新法では「虚偽で国益に反する」情報と閣僚が判断した場合、書き込んだ個人や掲載したメディアは削除を命じられる。個人には最大で禁錮10年が科される可能性がある。
地元メディアによると、シャンムガム法相は議会で、偽ニュースが拡散すれば政府への信頼が揺らぎ、民主主義の根幹が脅かされると対策の意義を強調。野党は「独裁政権のようだ」と反対したが、与党・人民行動党(PAP)が圧倒的多数の議席を握るため、法案は難なく成立した。
国際人権団体アムネスティ・インターナショナルの関係者は、シンガポール政府は批判的な意見を取り締まってきた前歴があるだけに、「(新法は)言論統制が狙いだと国民は受け止めるだろう」と指摘した。IT業界や学術関係者もネット上の自由な言論が制限されると危機感を強めている。

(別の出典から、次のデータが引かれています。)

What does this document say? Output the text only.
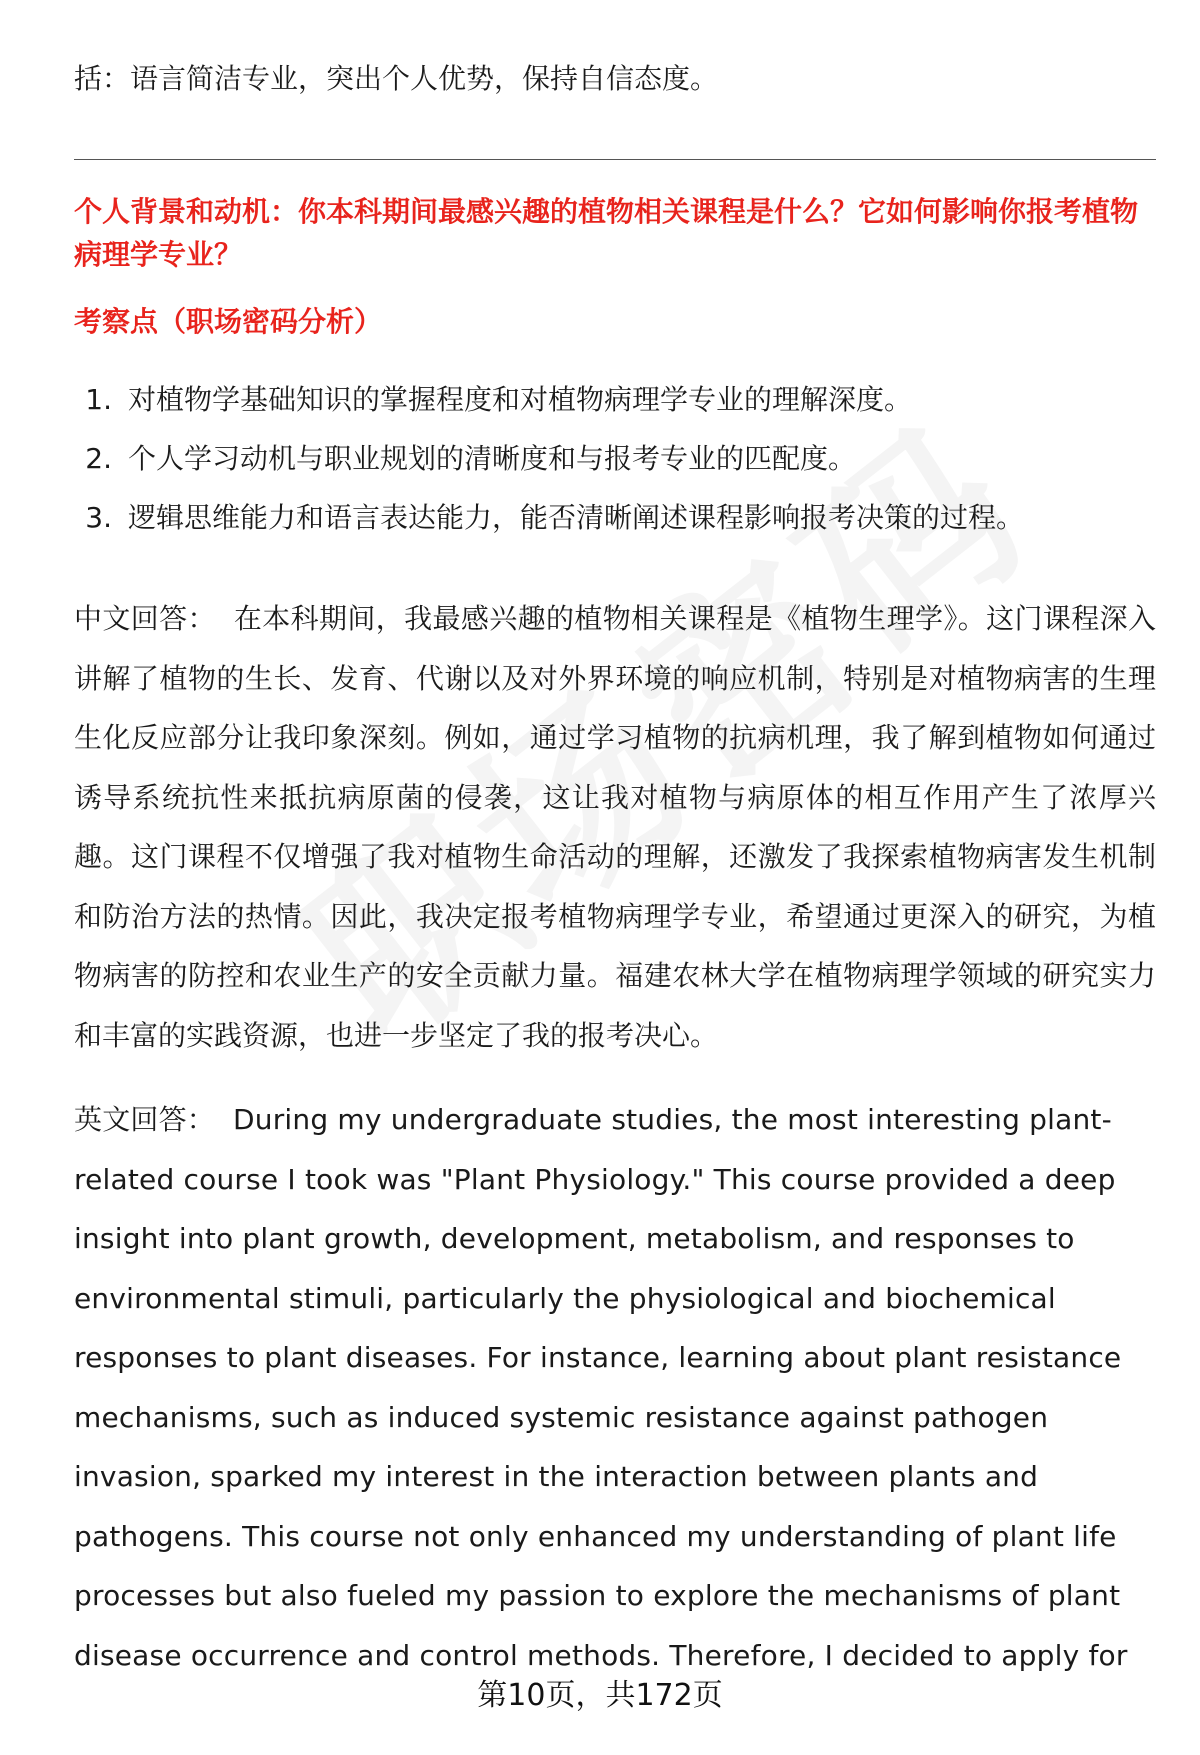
括：语言简洁专业，突出个人优势，保持自信态度。

个人背景和动机：你本科期间最感兴趣的植物相关课程是什么？它如何影响你报考植物病理学专业？
考察点（职场密码分析）
1. 对植物学基础知识的掌握程度和对植物病理学专业的理解深度。
2. 个人学习动机与职业规划的清晰度和与报考专业的匹配度。
3. 逻辑思维能力和语言表达能力，能否清晰阐述课程影响报考决策的过程。

中文回答： 在本科期间，我最感兴趣的植物相关课程是《植物生理学》。这门课程深入讲解了植物的生长、发育、代谢以及对外界环境的响应机制，特别是对植物病害的生理生化反应部分让我印象深刻。例如，通过学习植物的抗病机理，我了解到植物如何通过诱导系统抗性来抵抗病原菌的侵袭，这让我对植物与病原体的相互作用产生了浓厚兴趣。这门课程不仅增强了我对植物生命活动的理解，还激发了我探索植物病害发生机制和防治方法的热情。因此，我决定报考植物病理学专业，希望通过更深入的研究，为植物病害的防控和农业生产的安全贡献力量。福建农林大学在植物病理学领域的研究实力和丰富的实践资源，也进一步坚定了我的报考决心。

英文回答： During my undergraduate studies, the most interesting plant-related course I took was "Plant Physiology." This course provided a deep insight into plant growth, development, metabolism, and responses to environmental stimuli, particularly the physiological and biochemical responses to plant diseases. For instance, learning about plant resistance mechanisms, such as induced systemic resistance against pathogen invasion, sparked my interest in the interaction between plants and pathogens. This course not only enhanced my understanding of plant life processes but also fueled my passion to explore the mechanisms of plant disease occurrence and control methods. Therefore, I decided to apply for

第10页，共172页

「技術革新妨げる」 グーグル、シンガポール政府に警告
【シンガポール=時事】インターネット検索最大手の米グーグルは9日、シンガポールで可決、成立した偽ニュース防止法について、シンガポール国内の技術革新を妨げる恐れがあると警告した。ロイター通信が伝えた。新法をめぐっては、政府による言論統制につながるリスクがあるとして、人権団体や報道関係者、IT企業などが反対している。
金融や交通のハブであるシンガポールは、デジタル分野のハブの座も狙い、IT企業の誘致を進めてきた。グーグルはロイター通信の取材に対して、「新法がデジタル分野の技術革新と成長を損なわせるのではないかと危惧している」との認識を示した。